Occipitotemporal seizures induced by intermittent photic stimulation in three children with brain injuries, aged 10 to 13 years, are reported from the Institute of Developmental Neuropsychiatry, University of Pisa, Italy. Infantile or early childhood seizures (infantile spasms, febrile seizures, or complex partial seizures) had been controlled and medications discontinued. All had a history of occipital spikes on the EEG. Photic stimulation induced electroclinical phenomena localized to the right occipital lobe with spread to mesial temporal limbic structures, including amygdala and hippocampus. Symptoms began with blindness, tonic eye deviation, blinking, oral automatisms, epigastric sensations, fear, reduced responsiveness, rhythmic chewing, and vomiting, appearing as a late ictal manifestation. All patients were seizure free at 1 year follow up; 2 were untreated and one had received carbamazepine. Vomiting can be a late ictal phenomenon resulting from temporal lobe spread of seizures originating in the occipital lobe. [1]

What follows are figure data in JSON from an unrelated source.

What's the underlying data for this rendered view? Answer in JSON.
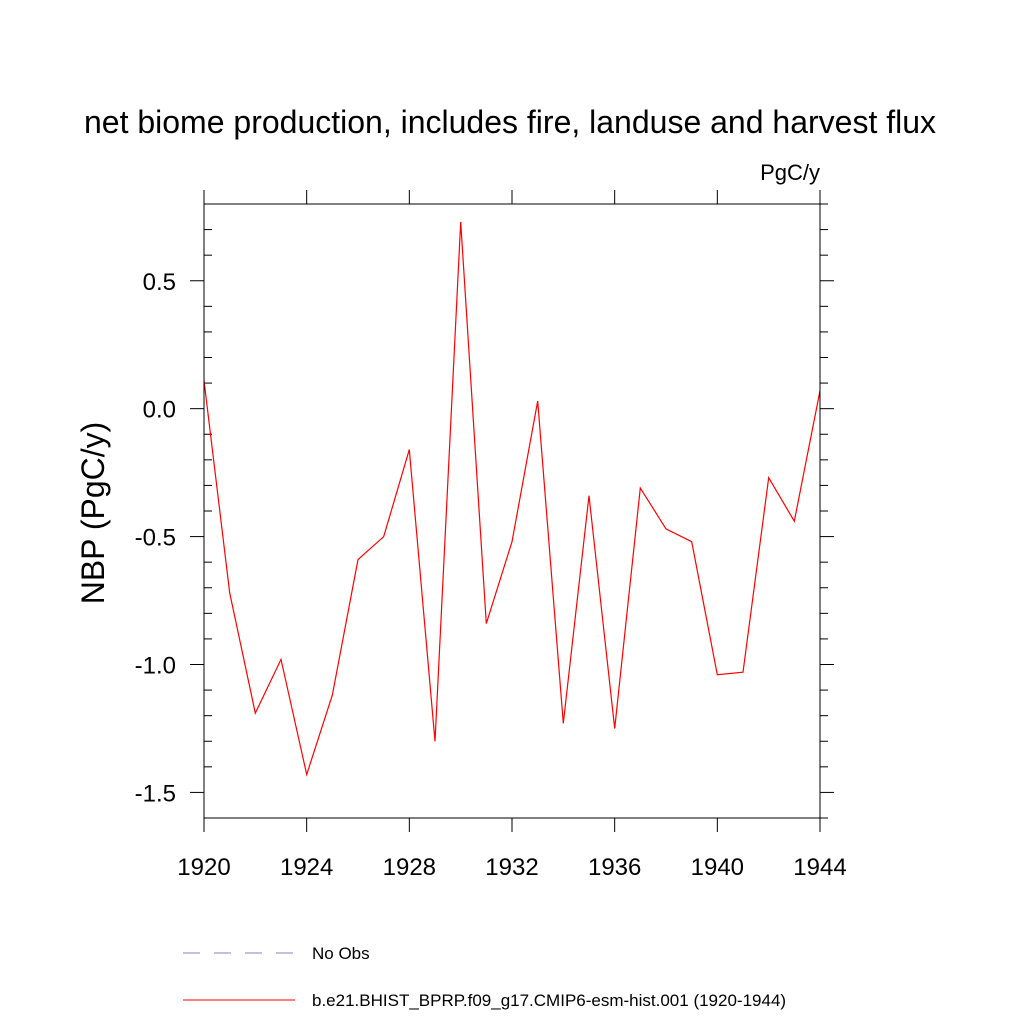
{
  "chart_data": {
    "type": "line",
    "title": "net biome production, includes fire, landuse and harvest flux",
    "units": "PgC/y",
    "ylabel": "NBP  (PgC/y)",
    "xlabel": "",
    "xlim": [
      1920,
      1944
    ],
    "ylim": [
      -1.6,
      0.8
    ],
    "x_ticks": [
      1920,
      1924,
      1928,
      1932,
      1936,
      1940,
      1944
    ],
    "x_tick_labels": [
      "1920",
      "1924",
      "1928",
      "1932",
      "1936",
      "1940",
      "1944"
    ],
    "y_ticks": [
      0.5,
      0.0,
      -0.5,
      -1.0,
      -1.5
    ],
    "y_tick_labels": [
      "0.5",
      "0.0",
      "-0.5",
      "-1.0",
      "-1.5"
    ],
    "series": [
      {
        "name": "b.e21.BHIST_BPRP.f09_g17.CMIP6-esm-hist.001 (1920-1944)",
        "color": "#ff0000",
        "style": "solid",
        "x": [
          1920,
          1921,
          1922,
          1923,
          1924,
          1925,
          1926,
          1927,
          1928,
          1929,
          1930,
          1931,
          1932,
          1933,
          1934,
          1935,
          1936,
          1937,
          1938,
          1939,
          1940,
          1941,
          1942,
          1943,
          1944
        ],
        "values": [
          0.11,
          -0.72,
          -1.19,
          -0.98,
          -1.43,
          -1.12,
          -0.59,
          -0.5,
          -0.16,
          -1.3,
          0.73,
          -0.84,
          -0.52,
          0.03,
          -1.23,
          -0.34,
          -1.25,
          -0.31,
          -0.47,
          -0.52,
          -1.04,
          -1.03,
          -0.27,
          -0.44,
          0.07
        ]
      }
    ],
    "legend": {
      "placement": "bottom",
      "entries": [
        {
          "label": "No Obs",
          "color": "#8080c0",
          "style": "dashed"
        },
        {
          "label": "b.e21.BHIST_BPRP.f09_g17.CMIP6-esm-hist.001 (1920-1944)",
          "color": "#ff0000",
          "style": "solid"
        }
      ]
    }
  }
}
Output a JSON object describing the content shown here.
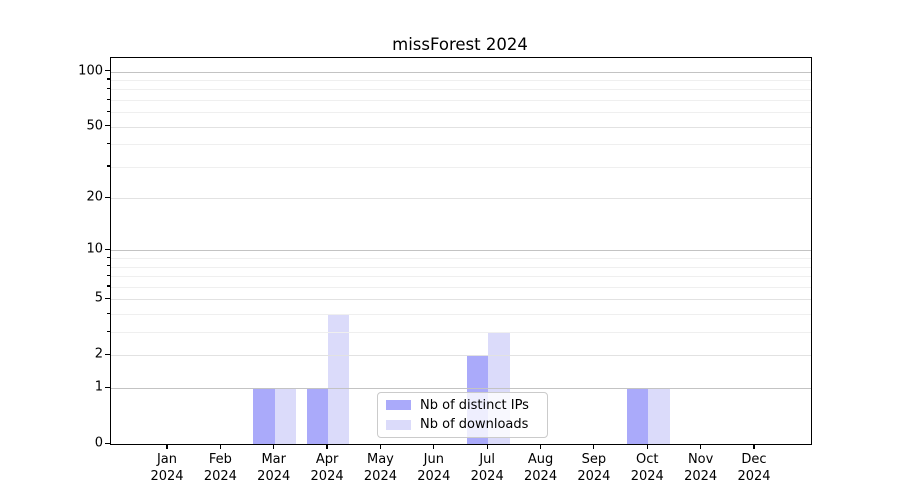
{
  "chart_data": {
    "type": "bar",
    "title": "missForest 2024",
    "year": "2024",
    "months": [
      "Jan",
      "Feb",
      "Mar",
      "Apr",
      "May",
      "Jun",
      "Jul",
      "Aug",
      "Sep",
      "Oct",
      "Nov",
      "Dec"
    ],
    "series": [
      {
        "name": "Nb of distinct IPs",
        "color": "#aaaafa",
        "values": [
          0,
          0,
          1,
          1,
          0,
          0,
          2,
          0,
          0,
          1,
          0,
          0
        ]
      },
      {
        "name": "Nb of downloads",
        "color": "#dbdbfa",
        "values": [
          0,
          0,
          1,
          4,
          0,
          0,
          3,
          0,
          0,
          1,
          0,
          0
        ]
      }
    ],
    "y_axis": {
      "scale": "log1p",
      "ticks": [
        0,
        1,
        2,
        5,
        10,
        20,
        50,
        100
      ],
      "minor_ticks": [
        3,
        4,
        6,
        7,
        8,
        9,
        30,
        40,
        60,
        70,
        80,
        90
      ],
      "ylim": [
        0,
        120
      ]
    },
    "x_axis": {
      "tick_label_line2": "2024"
    },
    "legend": {
      "position": "lower center"
    },
    "grid": "both"
  }
}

COMMENT. Vomiting as an ictal phenomenon is controversial and difficult to distinguish from migraine. In these patients with previous evidence of occipital epileptiform EEG discharges, visual symptoms followed by automatisms and vomiting appeared more likely to result from temporal lobe ictal involvement than a migraine secondary to an occipital seizure. The lateralization of the ictal discharge to the right hemisphere has previously been reported in 13 children with the diagnosis of ictus emeticus. (Kramer RE et al, 1988). Cyclical vomiting as a form of epilepsy in 33 children was described in 1955. (Millichap JG, Lombroso CT, Lennox WG). See Progress in Pediatric Neurology, Chicago, PNB Publishers, 1991, for further reports of ictus emeticus.